Sunday, March 04, 2007

The Allure of Parenthood

I think I may have finally figured out the allure of parenthood. Having been a father for just over three months now, I can honestly say that I never feel quite as calm or as relaxed as I do when I look into my daughter’s eyes. I’m 32 years old and, yeah, I’ve seen and done a lot of sh*t. I’ve sinned and I've regretted it, so imagine how good it feels to look at somebody, knowing that they’ve never done anything remotely wrong in their entire lives.

Bible purists will tell you that we’re all born under the burden of Original Sin and are, therefore, never sinless, but I’m sure that even they would agree that a three month old infant doesn’t knowingly commit sins.

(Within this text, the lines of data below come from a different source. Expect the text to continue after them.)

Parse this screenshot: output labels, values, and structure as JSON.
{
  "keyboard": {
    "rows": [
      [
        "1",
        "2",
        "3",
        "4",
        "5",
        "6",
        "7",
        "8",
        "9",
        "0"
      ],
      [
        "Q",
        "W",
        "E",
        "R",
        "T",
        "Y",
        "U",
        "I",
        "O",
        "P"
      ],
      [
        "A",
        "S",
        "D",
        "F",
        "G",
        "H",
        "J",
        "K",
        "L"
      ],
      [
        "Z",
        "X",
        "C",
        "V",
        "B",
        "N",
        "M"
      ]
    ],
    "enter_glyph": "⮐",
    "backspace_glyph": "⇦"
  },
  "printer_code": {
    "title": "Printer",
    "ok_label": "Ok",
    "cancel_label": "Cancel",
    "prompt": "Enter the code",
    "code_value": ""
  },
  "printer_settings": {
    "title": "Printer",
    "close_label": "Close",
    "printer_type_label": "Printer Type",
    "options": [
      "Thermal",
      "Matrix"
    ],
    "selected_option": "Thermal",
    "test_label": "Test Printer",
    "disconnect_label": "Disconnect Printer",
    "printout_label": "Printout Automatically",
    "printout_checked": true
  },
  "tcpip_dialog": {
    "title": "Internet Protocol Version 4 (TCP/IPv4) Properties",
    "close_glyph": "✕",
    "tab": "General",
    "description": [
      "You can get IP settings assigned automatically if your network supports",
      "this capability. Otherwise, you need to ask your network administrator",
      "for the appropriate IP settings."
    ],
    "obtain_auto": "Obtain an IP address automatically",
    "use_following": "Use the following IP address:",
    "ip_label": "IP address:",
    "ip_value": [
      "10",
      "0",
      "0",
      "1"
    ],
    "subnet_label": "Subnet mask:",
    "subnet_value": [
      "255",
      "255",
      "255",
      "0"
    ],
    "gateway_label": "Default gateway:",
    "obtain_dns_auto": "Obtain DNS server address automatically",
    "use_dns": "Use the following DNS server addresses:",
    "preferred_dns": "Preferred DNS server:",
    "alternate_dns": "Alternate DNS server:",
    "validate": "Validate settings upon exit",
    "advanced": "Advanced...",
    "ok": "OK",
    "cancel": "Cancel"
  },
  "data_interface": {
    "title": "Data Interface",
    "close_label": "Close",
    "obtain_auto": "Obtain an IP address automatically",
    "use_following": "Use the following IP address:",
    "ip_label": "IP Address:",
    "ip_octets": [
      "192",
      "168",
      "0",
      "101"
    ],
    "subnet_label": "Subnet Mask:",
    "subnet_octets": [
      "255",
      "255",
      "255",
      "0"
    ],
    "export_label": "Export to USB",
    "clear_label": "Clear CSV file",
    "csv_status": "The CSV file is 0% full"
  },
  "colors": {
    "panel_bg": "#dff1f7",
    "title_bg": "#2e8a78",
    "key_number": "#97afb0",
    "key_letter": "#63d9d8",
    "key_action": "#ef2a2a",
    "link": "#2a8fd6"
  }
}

Personally, I think that we as new parents are far more protective of our children than even we realize. In a way, I sometimes wonder if my little girl represents, at least on a subconscious level, a second chance for me; an opportunity to show God that I’m not a complete f**k-up.

Certainly, the love I have for my infant daughter is incredibly deep and, if ever in a life and death situation, I’d die for her without hesitation if it meant keeping her safe. But where did a love this profound come from? It’s a first for me and, to be honest, I never thought I could love anybody quite that strongly. Maybe it’s her helplessness or her innocence, but there's just something about her that rallies my heart and soul to do all that I can for her.

Original Sin aside, this little girl has never done a single thing wrong, has never had an impure thought, has never plotted against anybody and has never wanted the world in the palm of her tiny hand. It’s far more than just a refreshing change from the world to which I’ve grown accustomed. It’s as if I’ve been given a very tangible reminder of just how good God is. For certain, God gave me an awesome gift and, just as strongly as I would protect a divine gift from God, I now live to raise and protect my little princess.

I distinctly remember my first drive from the hospital, fewer than 12 hours after she’d been born. Though I’d been borderline lachrymose as I witnessed her birth, I didn’t actually shed any tears. Anyway, I had gone out to shower up, grab a couple of newspapers for scrap book usage and get a little bite to eat. This will undoubtedly sound corny as all hell, but I flipped on the radio and at that moment, a Savage Garden song called, “I Knew I Loved You” had begun playing. It made me think of the first time I saw her (...all four centimeters of her) in the ultrasound six months prior to her birth and, without warning, I just started lettin' em go in the car.

I think the tears came because, in the back of my mind, I knew that my newborn baby girl was the embodiment of unblemished innocence, wrapped up in a six pound package and left in my care. Not only was she this awesome and wonderful human being, but I think the reality of my having to raise her hit home at that moment. It’s all just really overwhelming when you give yourself time to soak in the fact that everything that is good and wholesome in life can be seen through the eyes of an infant and, in my opinion, it’s about as close to God’s goodness and purity that we as sinful humans can ever get while we’re still alive.

I’ve had the privilege of witnessing the very first moments of my daughter’s life and now, I share the honor of raising her with my wife. Now, more than ever, I pray for God’s wisdom and guidance so that He may help me to raise her in His word. That's my new charge in life.